DEAR JEANNE & LEONARD: Our friend “Robin” has undergone a series of minor surgical procedures over the past three years, procedures to treat a condition that is serious but not life-threatening. Every time she goes in for one, my wife and I send her a “get well” gift, something that generally costs about $75. We’re wondering, though, whether at this point our friend should be asking us to stop giving her presents. I don’t want to seem petty, but to me, after the first two or three gifts — and we’ve given her six — a more considerate person would have said, “Thanks, but from now on, your good wishes are all I want.” For what it’s worth, recovering from the procedure takes about a day, during which time she’s at home, not lying in a hospital or anything.
— Robin’s Friends
DEAR FRIENDS: You may be petty, but you’re not wrong to think that Robin should have called a halt to the gift- giving once these minor procedures became a routine part of her life. She
should have. But she’s probably had other things on her mind — like her health. In any case, you don’t need her permission to skip the presents. And as long as you continue to express your concern and good wishes, your friend shouldn’t be troubled by the absence of a present. DEAR JEANNE &
LEONARD: My husband and I had a bitter divorce. Among other things, he was a substance abuser and a financial train wreck. Still, after the divorce and even after he died, I made sure our daughter, “Kelsey,” stayed in touch with his mother. To my surprise, when this woman died, my now-adult daughter received nothing. (So you know, each of my ex’s siblings inherited over $1 million from their mother.) I’m reconciled to the fact that Kelsey’s grandmother left nothing to her. But shouldn’t my ex’s siblings — my daughter’s aunts and uncles — have given her something? Kelsey is, after all, blood. Plus, they received a lot of money from their mother and are well aware of how little their brother ever did for Kelsey. Even his unpaid child support would have been greatly appreciated. — Kelly
DEAR KELLY: We understand why you’re disappointed, and we sympathize. But if there’s a villain here, it’s your former mother-in-law. Kelsey is her son’s daughter and was his responsibility. Assuming that she hadn’t already helped you and Kelsey financially, this wealthy woman might at least have acknowledged her son’s failures as a parent by leaving his daughter something. No doubt he’d been nothing but trouble for her, but that, after all, wasn’t Kelsey’s fault.

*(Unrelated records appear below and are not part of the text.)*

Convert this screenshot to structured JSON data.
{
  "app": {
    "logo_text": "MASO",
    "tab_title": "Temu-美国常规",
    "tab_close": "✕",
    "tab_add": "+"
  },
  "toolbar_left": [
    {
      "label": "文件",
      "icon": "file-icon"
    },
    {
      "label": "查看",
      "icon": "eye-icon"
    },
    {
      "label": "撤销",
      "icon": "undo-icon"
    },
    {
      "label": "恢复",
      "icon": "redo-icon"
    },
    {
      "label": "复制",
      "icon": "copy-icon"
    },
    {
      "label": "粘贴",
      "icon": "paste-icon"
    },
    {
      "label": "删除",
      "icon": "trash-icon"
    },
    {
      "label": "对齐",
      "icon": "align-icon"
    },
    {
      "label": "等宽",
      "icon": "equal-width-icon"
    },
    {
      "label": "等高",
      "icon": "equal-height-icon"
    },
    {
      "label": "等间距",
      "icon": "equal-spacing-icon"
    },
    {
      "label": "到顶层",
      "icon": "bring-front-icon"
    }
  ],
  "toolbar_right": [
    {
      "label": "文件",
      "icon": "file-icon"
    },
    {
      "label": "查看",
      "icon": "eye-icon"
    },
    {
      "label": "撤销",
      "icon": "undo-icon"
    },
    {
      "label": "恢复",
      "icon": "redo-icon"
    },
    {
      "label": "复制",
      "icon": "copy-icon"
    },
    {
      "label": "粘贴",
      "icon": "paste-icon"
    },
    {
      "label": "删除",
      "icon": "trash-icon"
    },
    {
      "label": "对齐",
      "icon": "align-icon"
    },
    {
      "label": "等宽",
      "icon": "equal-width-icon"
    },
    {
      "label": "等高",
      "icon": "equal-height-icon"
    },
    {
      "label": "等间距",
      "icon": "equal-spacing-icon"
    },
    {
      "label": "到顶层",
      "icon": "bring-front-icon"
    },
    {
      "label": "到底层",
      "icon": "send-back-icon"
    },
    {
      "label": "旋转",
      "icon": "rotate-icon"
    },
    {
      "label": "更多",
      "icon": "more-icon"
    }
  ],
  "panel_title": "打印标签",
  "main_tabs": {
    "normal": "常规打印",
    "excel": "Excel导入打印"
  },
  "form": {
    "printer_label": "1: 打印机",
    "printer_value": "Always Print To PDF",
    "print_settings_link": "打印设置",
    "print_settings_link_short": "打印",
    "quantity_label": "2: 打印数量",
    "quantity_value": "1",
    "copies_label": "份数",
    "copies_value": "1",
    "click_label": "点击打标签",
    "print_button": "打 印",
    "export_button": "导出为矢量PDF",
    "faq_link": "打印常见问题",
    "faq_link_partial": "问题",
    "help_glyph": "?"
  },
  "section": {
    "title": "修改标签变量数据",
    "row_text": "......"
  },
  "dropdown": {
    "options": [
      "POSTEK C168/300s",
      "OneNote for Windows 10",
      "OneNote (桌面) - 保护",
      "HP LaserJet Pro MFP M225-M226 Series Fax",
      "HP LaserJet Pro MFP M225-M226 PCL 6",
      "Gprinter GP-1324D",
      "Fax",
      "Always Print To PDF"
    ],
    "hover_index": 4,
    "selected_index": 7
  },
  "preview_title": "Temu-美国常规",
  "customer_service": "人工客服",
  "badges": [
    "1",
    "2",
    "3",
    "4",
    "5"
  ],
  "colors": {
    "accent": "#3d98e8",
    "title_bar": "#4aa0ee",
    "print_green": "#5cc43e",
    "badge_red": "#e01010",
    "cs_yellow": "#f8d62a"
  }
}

As for your ex-husband’s siblings: It would have been nice for them to have shared with your daughter. But it’s a stretch to say they should have made up for their mother’s failure to make up for their brother’s failings. We’re sorry for Kelsey that their hearts aren’t bigger, but we expect they took their cue from their mother. She left nothing to her granddaughter, and they’re treating that not as an oversight but a decision.